2019年9月7日土曜日

京急踏切衝突事故:若い運転手の責任にするな、背後に経営者の安全配慮義務がある

京急踏切事故現場 2019.9.7 NHKニュース7

またまた踏切で重大事故が発生した。死者1人、けが人33人と言われている事故だ。毎日この踏切を電車が通過し、通行人、車の往来があったが、この日のこの時間には大型トラックが切り返しをしながら踏切に進入、直後に遮断機が下りた。トラックが立ち往生しているところに時速120kmで快速電車が入ってきた。手前の駅は通過駅だから速度を落としていなかった。

新聞、テレビでは線路側の狭い道路を大型トラックが踏切に面した道路を左折しようとしたが無理で、切り返ししながら右折。たまたま通りかかった京急の運転手と車掌がトラックの誘導に当たっていた。

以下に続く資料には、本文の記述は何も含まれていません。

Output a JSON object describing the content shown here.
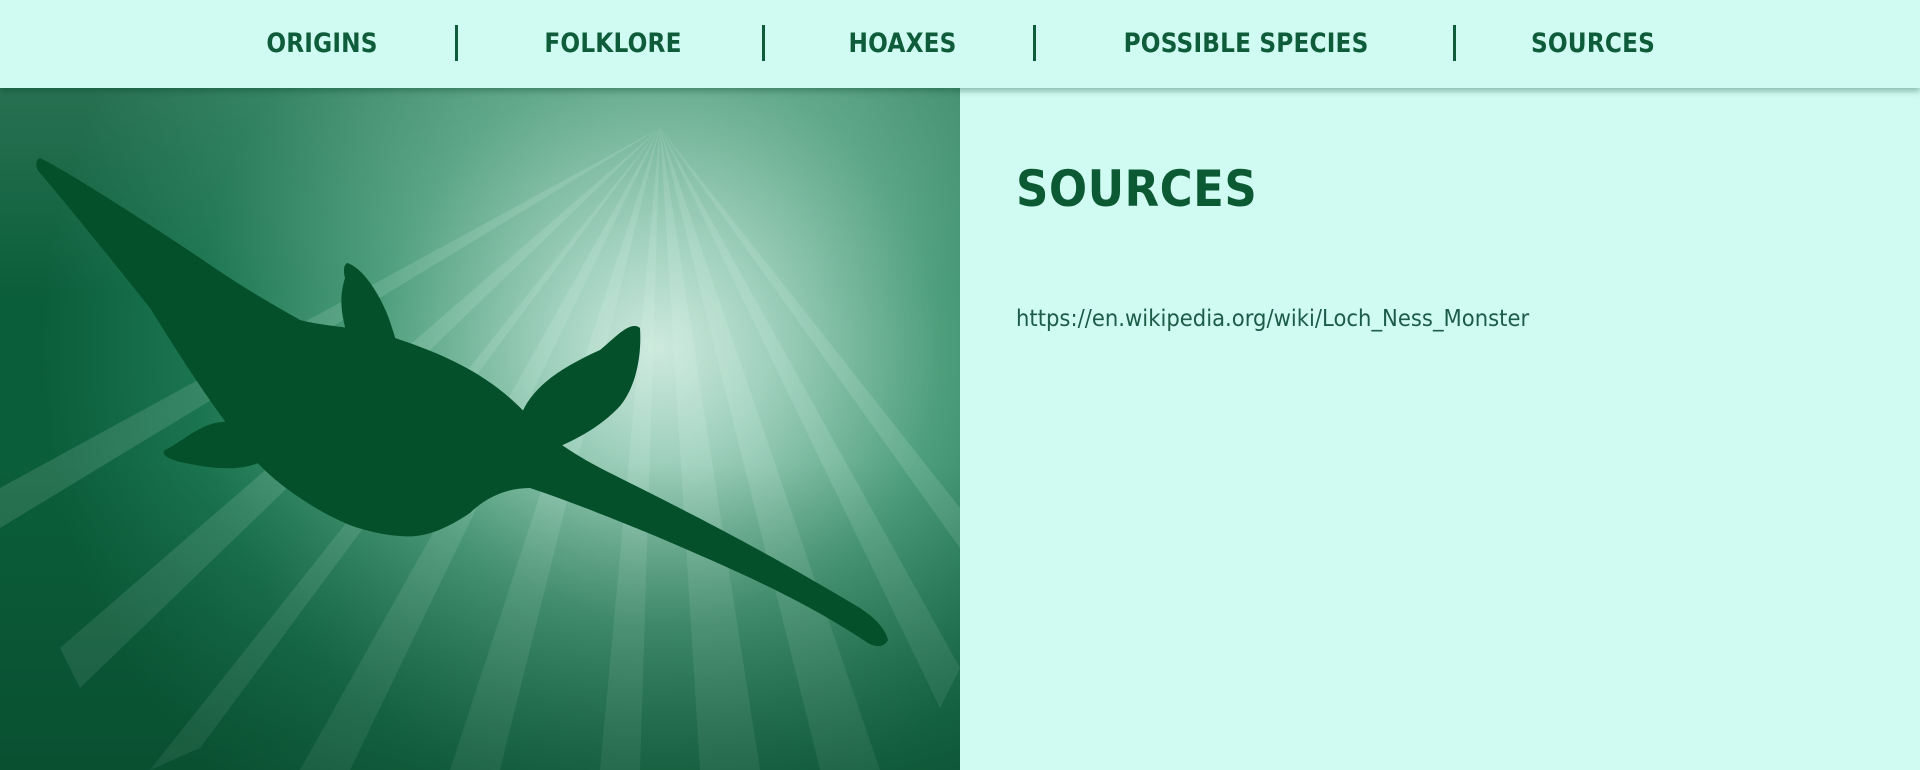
{
  "nav": {
    "items": [
      {
        "label": "ORIGINS"
      },
      {
        "label": "FOLKLORE"
      },
      {
        "label": "HOAXES"
      },
      {
        "label": "POSSIBLE SPECIES"
      },
      {
        "label": "SOURCES"
      }
    ]
  },
  "hero": {
    "image_subject": "plesiosaur-silhouette-underwater"
  },
  "main": {
    "title": "SOURCES",
    "links": [
      {
        "text": "https://en.wikipedia.org/wiki/Loch_Ness_Monster"
      }
    ]
  },
  "colors": {
    "background": "#d0fbf2",
    "text_dark_green": "#0e5c3a",
    "water_green": "#0f6a45",
    "creature": "#04502a"
  }
}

踏切に進入した直後に遮断機が下り立往生になったが、職員は異常ボタンを押したという。

大型トラックは手前の狭い道から踏切のある道路に出て左折しようとしたが
無理とわかり右折に変更し、切り返ししながら踏切内に入った時、
遮断機が下りたという 2019.9.7 NHKニュース7

平常時とは違った条件が重なった。それに電車の運転手は1年1か月の経験だという。

まず原因究明が始まる。

   なぜ、大型トラックの運転手は線路沿いの細い道を通ったのか。同僚の話では普段使わないという。

   電車の運転手はどの時点で異常に気付き非常ブレーキなどの操作をしたか。
 これは難しい。事故を起こせば直前のことなど頭が真っ白になり確かなことを覚えてい
 ることは無理ではないか。

この時点で気付いたといっても340m手前で気付きブレーキ操作をしても間に合わないと専門家は言う。時速120kmで走っていると600mは必要という。

   踏切内には障害物検知装置がある。
トラックに気付いて反応、340m手前の信号が点滅、その時点で気付けばブレーキ操作で止まるはずという。運転手は非常ブレーキを手動でかけたという。

   ATSはあったのか。
報道ではATSには触れていない。
京急は車両には異常がなく、ブレーキも正常に作動したことを確認しているようだがATSには触れていない。

   遮断機が下りる直前に踏切に進入した。これが原因らしい。

   この踏切は「開かずの踏切」と言われ、1時間のうちで48分閉まっている。
  今、開かずの踏切は社会問題になり改善工事が進められている。

これらが原因に挙げられるとすると、一番立場の弱い経験の浅い若い運転手の操作ミスにされがちであるがそれでは根本的な対策にはならない。事故の背後には必ず経営上の問題があるのだ。

今回も経営トップの責任はどうなのか。ATSを設置していれば今回の事故も防止できたのではないか。

京急電鉄の経営トップの安全配慮義務が問われるのではないか。なぜ優先してATSを取り付けなかったのか、「開かずの踏切」の改善工事をしなかったのか。

従来の鉄道事故などの判例では経営トップに日常業務として乗客の安全輸送に関する安全配慮義務はないという。だからJR西日本の宝塚脱線事故でも大きな事故を起こしてもその責任は現場の管理者と直接の担当者に押し付けられて終わりなのだ。

だからいつまでたってもこの種の事故は途絶えない。社長など経営者に責任を負わせれば会社での対応も違ってくるはずだ。

今、3.11東北地方太平洋沖地震の際の原発事故に関して15mの防潮堤を建設していれば非常用電源のダウンによるメルトダウンなど発生していなかったはずではないかと、東電の旧経営陣3人が若手グループの提案した防潮堤建設を先送りした責任を問われる裁判が行われている。3人共に「知らなかった」「15mの津波が押し寄せるという予測に対し信頼性がなかった」と反論している。

公共交通機関や巨大技術を使った原発などの事業を展開している企業に対しては経営トップに安全配慮義務を課すべきである。

今回の事故も若い運転手の操作ミスに原因を押し付けてはいけない。事故の背景には必ず経営者の責任があるのだ。